Il est à remarquer que le chiffre des fous va en augmentant depuis plusieurs années à New-York. Diverses raisons, faciles à deviner, donnent la clé de ce phénomène : l’accroissement de population, l’afflux toujours plus considérable des immigrans, l’abus de plus en plus grand des liqueurs fortes, l’âpre poursuite du gain sur cette place agitée et fiévreuse. Il y a aujourd’hui 2,500 patiens en traitement, hommes ou femmes, dans les divers hospices de fous de la ville. Les femmes, depuis trois ans, ont été soigneusement séparées des hommes ; c’est une des règles du traitement.
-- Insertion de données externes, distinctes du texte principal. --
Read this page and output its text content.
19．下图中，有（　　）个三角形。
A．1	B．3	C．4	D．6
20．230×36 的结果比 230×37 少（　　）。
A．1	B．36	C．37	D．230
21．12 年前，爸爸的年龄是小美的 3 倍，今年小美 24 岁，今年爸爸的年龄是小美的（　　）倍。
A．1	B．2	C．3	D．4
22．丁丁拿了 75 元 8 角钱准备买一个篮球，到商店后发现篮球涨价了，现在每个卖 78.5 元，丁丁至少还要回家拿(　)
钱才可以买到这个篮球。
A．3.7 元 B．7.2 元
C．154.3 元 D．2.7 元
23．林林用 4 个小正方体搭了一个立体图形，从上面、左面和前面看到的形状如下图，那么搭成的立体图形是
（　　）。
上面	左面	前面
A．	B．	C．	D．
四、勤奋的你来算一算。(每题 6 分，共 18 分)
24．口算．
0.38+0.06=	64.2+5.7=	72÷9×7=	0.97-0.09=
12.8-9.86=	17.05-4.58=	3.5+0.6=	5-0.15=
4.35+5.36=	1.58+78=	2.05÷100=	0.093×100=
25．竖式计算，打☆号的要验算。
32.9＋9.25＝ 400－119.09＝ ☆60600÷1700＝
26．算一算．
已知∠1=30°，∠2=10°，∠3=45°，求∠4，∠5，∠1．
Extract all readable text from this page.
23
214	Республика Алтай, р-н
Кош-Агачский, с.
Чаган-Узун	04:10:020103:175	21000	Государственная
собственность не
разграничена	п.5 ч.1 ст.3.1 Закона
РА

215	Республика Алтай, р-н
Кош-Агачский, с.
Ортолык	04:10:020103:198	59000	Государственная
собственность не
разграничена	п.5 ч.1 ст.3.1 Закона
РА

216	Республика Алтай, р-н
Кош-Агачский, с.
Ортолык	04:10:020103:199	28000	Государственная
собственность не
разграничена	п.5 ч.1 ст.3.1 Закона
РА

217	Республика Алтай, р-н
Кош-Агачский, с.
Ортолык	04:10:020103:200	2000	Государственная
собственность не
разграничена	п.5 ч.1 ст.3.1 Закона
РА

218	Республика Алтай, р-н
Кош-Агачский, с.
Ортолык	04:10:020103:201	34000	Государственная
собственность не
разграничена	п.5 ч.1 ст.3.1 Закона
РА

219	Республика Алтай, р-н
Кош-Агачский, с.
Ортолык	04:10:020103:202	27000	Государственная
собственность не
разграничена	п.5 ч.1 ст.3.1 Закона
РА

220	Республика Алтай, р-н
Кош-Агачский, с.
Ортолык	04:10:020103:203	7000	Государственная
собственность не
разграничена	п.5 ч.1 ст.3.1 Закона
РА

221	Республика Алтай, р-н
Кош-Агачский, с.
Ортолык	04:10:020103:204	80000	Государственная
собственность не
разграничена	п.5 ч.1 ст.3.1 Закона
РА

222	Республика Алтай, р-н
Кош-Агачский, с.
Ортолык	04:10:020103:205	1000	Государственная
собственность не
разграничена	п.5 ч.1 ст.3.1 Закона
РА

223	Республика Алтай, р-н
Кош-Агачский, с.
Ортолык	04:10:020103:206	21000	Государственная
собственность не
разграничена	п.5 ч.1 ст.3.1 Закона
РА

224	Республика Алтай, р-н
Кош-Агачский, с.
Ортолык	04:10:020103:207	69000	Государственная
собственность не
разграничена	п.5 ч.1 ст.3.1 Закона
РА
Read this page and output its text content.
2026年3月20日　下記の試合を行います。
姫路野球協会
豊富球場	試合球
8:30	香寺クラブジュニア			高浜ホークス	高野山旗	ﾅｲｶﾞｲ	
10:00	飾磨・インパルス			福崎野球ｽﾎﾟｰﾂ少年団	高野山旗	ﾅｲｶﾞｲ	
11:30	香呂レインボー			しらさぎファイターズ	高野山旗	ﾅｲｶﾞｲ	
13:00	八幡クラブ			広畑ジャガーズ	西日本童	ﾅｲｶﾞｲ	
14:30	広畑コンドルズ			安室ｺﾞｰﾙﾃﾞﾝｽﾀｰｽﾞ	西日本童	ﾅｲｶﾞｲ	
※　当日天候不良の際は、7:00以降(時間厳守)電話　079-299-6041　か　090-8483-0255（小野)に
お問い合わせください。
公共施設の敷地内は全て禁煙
Elles sont restées dans l’île de Blackwell, où est le primitif hospice des insensés. Sur le chiffre total des patiens admis, le nombre des femmes, surtout de nationalité étrangère, est beaucoup plus grand que celui des hommes. Ce lot défavorable du sexe faible s’explique, comme on comprend aussi que la mort fauche avec une sorte de persistance au milieu de tout hôpital de fous. Sur le nombre de ceux qui sortent, il faut inscrire pour une bonne part ceux qui meurent, les seuls qui sont sûrs de ne pas revenir de nouveau dans l’asile et d’être guéris pour toujours.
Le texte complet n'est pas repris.